Place: W131 Nebraska Hall
It is being increasingly recognized that the stress and deformation fields in the vicinity of crack tips are highly three-dimensional in nature. However, most failure theories are based on the concepts of the critical stress intensity factors, Kc, critical strain energy release rate, Gc or the J-integral, Jc. From the very nature of their definition these are two-dimensional quantities. Since a fracture criterion is external to any continuum theory, critical values of these fracture quantities can only be obtained experimentally. Their successful measurement, therefore, requires that experimental data be taken under two-dimensional conditions. Further, for an accurate measurement of the stress intensity factors, in addition to two-dimensional conditions, K-dominance is also required. This necessitates a detailed knowledge of the two and three-dimensional deformation regions in the specimen under investigation. This work focuses on the use of optical techniques in the determination of reliable values of fracture parameters, such as the stress intensity factors and the extent of mode mixity, from the regions of K-dominance.

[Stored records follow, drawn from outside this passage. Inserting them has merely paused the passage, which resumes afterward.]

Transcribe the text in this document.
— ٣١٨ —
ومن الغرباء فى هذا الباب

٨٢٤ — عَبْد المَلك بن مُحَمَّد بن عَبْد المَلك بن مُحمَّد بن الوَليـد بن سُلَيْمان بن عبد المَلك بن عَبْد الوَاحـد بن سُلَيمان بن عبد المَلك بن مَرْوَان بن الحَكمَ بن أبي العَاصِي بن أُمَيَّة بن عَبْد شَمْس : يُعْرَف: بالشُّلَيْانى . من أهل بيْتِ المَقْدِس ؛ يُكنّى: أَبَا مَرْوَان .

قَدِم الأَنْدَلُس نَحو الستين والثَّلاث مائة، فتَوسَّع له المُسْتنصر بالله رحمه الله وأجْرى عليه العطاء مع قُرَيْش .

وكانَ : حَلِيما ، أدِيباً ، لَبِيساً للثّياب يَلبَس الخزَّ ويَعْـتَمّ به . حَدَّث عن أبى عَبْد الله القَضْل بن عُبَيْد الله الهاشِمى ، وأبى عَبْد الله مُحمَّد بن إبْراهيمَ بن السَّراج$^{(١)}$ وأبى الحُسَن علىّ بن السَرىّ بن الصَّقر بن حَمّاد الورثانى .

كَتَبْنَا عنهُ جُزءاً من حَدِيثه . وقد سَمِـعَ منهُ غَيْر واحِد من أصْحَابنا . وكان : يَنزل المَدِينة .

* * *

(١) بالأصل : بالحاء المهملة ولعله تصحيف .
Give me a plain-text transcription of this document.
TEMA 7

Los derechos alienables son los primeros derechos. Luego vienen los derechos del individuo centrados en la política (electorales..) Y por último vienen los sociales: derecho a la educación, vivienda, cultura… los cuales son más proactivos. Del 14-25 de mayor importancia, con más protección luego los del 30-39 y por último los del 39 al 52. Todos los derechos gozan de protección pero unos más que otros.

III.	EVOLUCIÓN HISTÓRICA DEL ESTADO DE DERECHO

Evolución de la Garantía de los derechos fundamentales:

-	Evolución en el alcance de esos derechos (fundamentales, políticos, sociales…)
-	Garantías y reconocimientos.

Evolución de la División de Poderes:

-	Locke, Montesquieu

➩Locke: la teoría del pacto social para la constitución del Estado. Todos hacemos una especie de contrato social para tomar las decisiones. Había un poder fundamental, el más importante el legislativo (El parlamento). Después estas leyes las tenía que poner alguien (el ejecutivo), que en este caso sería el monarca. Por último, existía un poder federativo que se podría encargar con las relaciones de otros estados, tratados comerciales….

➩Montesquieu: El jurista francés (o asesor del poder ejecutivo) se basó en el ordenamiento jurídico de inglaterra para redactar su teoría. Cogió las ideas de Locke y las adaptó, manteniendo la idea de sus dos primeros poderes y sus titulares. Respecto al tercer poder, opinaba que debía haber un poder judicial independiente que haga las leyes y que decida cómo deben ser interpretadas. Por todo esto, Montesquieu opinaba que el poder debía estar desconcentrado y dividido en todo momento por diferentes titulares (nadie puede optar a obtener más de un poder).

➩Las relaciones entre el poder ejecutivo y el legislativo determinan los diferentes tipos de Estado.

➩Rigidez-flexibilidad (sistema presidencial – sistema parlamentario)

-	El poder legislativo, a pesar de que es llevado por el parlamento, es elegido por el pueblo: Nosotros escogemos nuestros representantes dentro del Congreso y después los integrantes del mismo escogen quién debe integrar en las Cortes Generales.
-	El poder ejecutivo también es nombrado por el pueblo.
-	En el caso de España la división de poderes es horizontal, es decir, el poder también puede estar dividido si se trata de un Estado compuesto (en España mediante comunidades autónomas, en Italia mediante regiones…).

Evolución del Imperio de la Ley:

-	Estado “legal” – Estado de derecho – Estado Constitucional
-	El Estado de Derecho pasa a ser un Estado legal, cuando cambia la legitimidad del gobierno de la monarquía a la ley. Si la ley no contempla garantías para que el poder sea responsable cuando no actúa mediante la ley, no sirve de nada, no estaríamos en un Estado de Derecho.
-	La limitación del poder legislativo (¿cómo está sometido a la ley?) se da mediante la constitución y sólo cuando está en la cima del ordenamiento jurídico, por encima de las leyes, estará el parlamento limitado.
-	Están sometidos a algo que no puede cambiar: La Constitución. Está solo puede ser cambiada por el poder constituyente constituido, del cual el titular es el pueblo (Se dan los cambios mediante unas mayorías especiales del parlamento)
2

The lateral shearing interferometer of Coherent Gradient Sensing (CGS) is used in conjunction with finite element analysis to study the effects of mode mixity on crack tip stress fields. It was noted that, in isotropic materials, increasing mode mixity leads to an increased rotation of the three-dimensional zone while keeping its shape and size unchanged. In contrast, the region of K-dominance is seen to dramatically depend on mode mixity, both in shape and size. A least squares fit data analysis technique was used to obtain fracture parameters, namely KI, KII and the crack tip phase angle, j, from the CGS interferograms. The data points used in the least square fitting were obtained from the determined regions of K-dominance. The same procedure was also used to investigate the issue of three-dimensionality and K-dominance in unidirectional composite materials. It was noted that the shapes of the three-dimensional zones and the regions of K-dominance vary markedly with fiber orientation. This information was then utilized to extract meaningful values of the fracture parameters from the interferometric data. Crack tips stress and deformation fields were also investigated using an experimental technique that combines the optical method of caustics and the interferometer of CGS.